Saturday, November 17, 2007



Cardboard Box Art. I've always liked the simple images you find printed onto functional cardboard boxes. At a time when most graphic communication is over-sophisticated and pretentious the sight of a basic pictogram warning a warehouseman to go easy with his Stanley Knife warms the cockles of my heart. I cut the above example off a box found this week and the image seems to be a more eccentric variation of the message "careful with your knife when opening this box". My interpretation is this: Don't insert your beef-slicing cleaver into this packaging or you might split the thread on the bobbins inside, especially when wearing a dickie-bow.

More cardboard art to follow.

2 comments:

Boring Being said...

Ikea do them well - the one urging the baffled would-be flatpack constructor to phone them for advice is done particularly well. Years ago, one of my tutors designed a set of pictograms instructing some tribesmen in Papua New Guinea on how to use outboard motors. One of the images had a hand pointing to a vital part. The tribesmen took this a bit literally and went on raids hacking off the hands of their enemies, and tying them onto the motors so they'd "work properly".

I like the naive designs on some fruit boxes - the badly-drawn skateboarder holding an apple in each hand immediately comes to mind.

John Bagnall said...

Gulp, BB, I think your Papua New Guinea story proves that visual instructions don't necessarily communicate to all cultures! I do prefer a pointing hand image to the plain graphic arrow though, especially if it has that royal-looking spiky cuff round the wrist.
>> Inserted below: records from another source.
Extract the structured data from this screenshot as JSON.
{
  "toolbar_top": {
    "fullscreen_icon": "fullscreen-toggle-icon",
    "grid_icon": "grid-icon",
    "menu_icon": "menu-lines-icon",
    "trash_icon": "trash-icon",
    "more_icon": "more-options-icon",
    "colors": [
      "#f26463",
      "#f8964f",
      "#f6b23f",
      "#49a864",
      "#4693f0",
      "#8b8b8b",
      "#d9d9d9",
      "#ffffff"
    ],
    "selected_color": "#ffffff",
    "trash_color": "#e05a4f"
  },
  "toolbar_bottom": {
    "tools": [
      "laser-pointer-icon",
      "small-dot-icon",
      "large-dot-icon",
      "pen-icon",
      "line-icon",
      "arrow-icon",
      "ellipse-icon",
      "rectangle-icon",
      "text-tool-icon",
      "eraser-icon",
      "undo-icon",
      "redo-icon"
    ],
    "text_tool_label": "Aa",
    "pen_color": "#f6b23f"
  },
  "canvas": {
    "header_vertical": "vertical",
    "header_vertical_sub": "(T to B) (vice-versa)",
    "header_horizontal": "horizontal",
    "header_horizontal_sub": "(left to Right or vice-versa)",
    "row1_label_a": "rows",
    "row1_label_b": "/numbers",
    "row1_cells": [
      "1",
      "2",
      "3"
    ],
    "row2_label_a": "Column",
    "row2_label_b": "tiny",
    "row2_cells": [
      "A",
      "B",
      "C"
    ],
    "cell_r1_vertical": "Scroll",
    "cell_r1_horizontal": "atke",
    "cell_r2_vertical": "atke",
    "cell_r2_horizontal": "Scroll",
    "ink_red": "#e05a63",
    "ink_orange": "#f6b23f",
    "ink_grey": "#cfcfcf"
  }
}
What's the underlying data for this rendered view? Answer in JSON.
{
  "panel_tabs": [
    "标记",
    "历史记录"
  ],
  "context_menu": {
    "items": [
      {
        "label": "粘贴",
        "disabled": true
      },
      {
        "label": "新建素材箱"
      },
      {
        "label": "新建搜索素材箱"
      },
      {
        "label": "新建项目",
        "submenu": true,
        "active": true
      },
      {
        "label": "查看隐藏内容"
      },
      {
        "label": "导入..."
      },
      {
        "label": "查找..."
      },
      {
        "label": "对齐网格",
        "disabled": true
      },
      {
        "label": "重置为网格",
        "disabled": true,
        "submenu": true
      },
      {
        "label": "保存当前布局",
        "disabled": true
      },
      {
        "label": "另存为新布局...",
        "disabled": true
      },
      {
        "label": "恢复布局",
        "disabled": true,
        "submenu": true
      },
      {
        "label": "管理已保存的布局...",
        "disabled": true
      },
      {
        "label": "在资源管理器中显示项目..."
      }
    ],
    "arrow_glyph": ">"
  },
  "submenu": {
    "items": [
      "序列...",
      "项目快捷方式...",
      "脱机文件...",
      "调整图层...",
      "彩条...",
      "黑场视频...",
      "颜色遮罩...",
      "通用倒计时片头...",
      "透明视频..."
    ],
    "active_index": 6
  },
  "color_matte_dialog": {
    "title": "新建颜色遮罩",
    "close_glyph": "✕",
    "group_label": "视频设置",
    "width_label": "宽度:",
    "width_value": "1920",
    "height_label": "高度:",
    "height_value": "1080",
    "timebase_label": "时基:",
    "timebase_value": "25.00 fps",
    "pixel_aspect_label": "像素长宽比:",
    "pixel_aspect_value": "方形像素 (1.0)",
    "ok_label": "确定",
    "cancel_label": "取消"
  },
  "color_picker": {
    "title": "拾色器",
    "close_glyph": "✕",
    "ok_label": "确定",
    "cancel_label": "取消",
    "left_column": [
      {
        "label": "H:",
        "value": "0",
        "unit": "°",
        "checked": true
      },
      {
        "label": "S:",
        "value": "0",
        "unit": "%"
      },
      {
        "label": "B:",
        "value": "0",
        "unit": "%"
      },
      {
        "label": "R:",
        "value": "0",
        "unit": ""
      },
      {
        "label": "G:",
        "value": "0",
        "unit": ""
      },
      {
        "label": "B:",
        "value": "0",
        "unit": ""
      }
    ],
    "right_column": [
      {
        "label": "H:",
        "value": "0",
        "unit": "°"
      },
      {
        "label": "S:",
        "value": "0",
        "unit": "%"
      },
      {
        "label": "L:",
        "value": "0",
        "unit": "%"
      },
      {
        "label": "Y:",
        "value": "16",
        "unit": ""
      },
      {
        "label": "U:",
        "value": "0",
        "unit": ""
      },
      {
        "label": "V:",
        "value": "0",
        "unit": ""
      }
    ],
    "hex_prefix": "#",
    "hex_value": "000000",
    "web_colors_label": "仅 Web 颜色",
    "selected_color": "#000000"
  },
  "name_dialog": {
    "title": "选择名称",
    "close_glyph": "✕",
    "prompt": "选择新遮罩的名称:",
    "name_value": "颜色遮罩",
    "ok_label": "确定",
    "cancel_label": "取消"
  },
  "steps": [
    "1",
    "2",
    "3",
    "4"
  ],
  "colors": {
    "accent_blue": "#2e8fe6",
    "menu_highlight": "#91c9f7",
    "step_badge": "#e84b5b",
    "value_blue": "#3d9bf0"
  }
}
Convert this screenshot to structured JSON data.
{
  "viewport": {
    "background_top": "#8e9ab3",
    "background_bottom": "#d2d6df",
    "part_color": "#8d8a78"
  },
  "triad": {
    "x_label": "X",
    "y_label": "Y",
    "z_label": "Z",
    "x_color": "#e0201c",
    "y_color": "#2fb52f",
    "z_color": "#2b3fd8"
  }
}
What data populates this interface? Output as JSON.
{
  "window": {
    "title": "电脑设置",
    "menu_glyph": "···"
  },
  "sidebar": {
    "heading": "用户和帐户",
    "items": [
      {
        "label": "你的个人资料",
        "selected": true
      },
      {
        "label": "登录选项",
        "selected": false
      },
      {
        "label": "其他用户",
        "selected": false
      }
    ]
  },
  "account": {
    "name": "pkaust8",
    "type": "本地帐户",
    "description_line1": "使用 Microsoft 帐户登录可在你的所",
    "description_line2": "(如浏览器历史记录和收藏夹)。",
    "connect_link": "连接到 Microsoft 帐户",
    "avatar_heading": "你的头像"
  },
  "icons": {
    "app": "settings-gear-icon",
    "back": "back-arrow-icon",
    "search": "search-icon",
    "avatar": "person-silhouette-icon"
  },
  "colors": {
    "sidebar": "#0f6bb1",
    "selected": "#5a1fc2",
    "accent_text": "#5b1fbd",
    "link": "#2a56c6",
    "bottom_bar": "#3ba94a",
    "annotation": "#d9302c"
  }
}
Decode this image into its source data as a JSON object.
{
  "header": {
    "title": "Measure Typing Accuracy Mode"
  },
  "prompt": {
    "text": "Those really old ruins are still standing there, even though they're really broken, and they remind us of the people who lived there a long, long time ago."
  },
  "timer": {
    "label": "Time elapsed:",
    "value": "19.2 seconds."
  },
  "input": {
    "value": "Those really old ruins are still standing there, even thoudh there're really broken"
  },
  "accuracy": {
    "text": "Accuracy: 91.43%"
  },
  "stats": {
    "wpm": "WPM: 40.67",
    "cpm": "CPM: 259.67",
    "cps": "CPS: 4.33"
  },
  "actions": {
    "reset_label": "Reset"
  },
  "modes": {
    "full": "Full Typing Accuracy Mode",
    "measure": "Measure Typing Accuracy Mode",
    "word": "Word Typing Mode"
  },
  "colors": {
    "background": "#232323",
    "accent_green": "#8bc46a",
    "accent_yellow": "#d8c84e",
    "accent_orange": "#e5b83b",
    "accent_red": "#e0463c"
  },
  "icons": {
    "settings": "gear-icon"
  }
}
And yes, fruit boxes have some great gratuitous designs, but sadly, you don't see them in supermarkets. One I need to see again and photograph was for broccoli and featured a Barbarella style saucy 60s nude daubed in green psychedelic body paint. The only link with this arresting image and vegetables was the colour green. I haven't been lucky to see the apple gripping skateboarder box yet, but will keep an eye open.